Frazier cited the ideal of cura personalis, the Jesuit mission of educating and growing the entire person, and states that the health of individuals who identify as transgender or gender non-conforming is compromised by refusal to recognize their “entire person.”
To clarify, Frazier noted that the simplest implementation of this resolution would be for applications and documents to include a fill-in-the-blank option for gender, and an individual’s preferred pronouns, in addition to the standard male and female options. It would, however, ultimately be up to individual offices and organizations on how they would implement this on their forms.
Proietta, having prepared a pre-written response, took members back to the “seemingly foreign” Middle Ages, when an academic debate between realists and nominalists ensured. He explained that realists believed that universals—the “treeness” of a tree, or the humanity of a human—existed, while the nominalists did not, except on the level of names.
“It goes without saying, I think, that the relationship between biological sex and its externalization in society as gender is a complicated one,” Proietta said. “But there is a distinction, I think, between reality and imagination.”
Proietta went on to describe two complementary principles—masculine and feminine—within the divine and in nature. He compares this idea to the concept of yin and yang for the Chinese or Dionysus and Apollo for the Greek. He described this as a metaphysical essence that precedes society and biology. Proietta warned of perpetuating a retrogressive culture of hypersensitivity and self-absorption leading to diminishing reality into mere language.

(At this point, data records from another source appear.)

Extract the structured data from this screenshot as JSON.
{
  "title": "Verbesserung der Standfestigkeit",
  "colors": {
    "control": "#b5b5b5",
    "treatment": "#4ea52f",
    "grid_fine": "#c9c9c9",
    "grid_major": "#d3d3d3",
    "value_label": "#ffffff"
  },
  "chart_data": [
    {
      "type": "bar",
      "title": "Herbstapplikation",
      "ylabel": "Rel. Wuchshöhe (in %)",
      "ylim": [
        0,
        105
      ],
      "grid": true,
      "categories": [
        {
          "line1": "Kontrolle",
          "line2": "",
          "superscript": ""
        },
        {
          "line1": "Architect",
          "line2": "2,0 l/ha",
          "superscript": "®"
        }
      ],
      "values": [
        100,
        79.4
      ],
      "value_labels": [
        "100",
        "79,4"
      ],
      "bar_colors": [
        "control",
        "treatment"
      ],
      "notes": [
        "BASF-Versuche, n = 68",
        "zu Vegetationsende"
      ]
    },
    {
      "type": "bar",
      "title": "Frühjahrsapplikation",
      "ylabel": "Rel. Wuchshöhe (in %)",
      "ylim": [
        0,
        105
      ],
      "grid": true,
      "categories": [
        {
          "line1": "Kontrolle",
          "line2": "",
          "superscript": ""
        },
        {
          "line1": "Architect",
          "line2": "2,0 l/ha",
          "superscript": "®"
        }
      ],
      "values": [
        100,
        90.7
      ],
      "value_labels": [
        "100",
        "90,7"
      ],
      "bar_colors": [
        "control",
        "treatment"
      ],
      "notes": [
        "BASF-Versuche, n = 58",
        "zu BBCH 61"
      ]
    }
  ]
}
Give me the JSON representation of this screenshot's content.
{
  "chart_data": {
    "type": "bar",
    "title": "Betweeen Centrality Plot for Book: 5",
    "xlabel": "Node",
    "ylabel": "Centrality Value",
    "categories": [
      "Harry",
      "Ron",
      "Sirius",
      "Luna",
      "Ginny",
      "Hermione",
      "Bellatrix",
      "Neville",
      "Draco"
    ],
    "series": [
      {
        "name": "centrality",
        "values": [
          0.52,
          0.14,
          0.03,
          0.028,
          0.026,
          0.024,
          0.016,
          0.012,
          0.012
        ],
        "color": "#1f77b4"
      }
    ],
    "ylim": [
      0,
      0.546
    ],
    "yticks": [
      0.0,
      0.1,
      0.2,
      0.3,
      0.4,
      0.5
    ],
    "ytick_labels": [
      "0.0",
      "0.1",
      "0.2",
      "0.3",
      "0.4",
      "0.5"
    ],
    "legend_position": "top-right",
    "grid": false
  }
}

“Unless we transcend these hairsplitting particularities of identity politics, we will forget the universal, that which unifies all human beings. For these particularities create more divisions than actually fixes,” he said.
Collin Pratt, vice president of Diversity and Inclusion and MCAS ’17, was quick to respond, thanking Proietta for defending his version of reality, but he moved to counter Proietta’s response by acknowledging the discrimination and violence that transgender individuals endure. He continued to say that it was people who called the transgender issue “nonsense hypersensitivity” who perpetuate the discrimination against transgender individuals.
The resolution passed with nay votes from Raymond Mancini, CSOM ’19, and Proietta, and one abstention.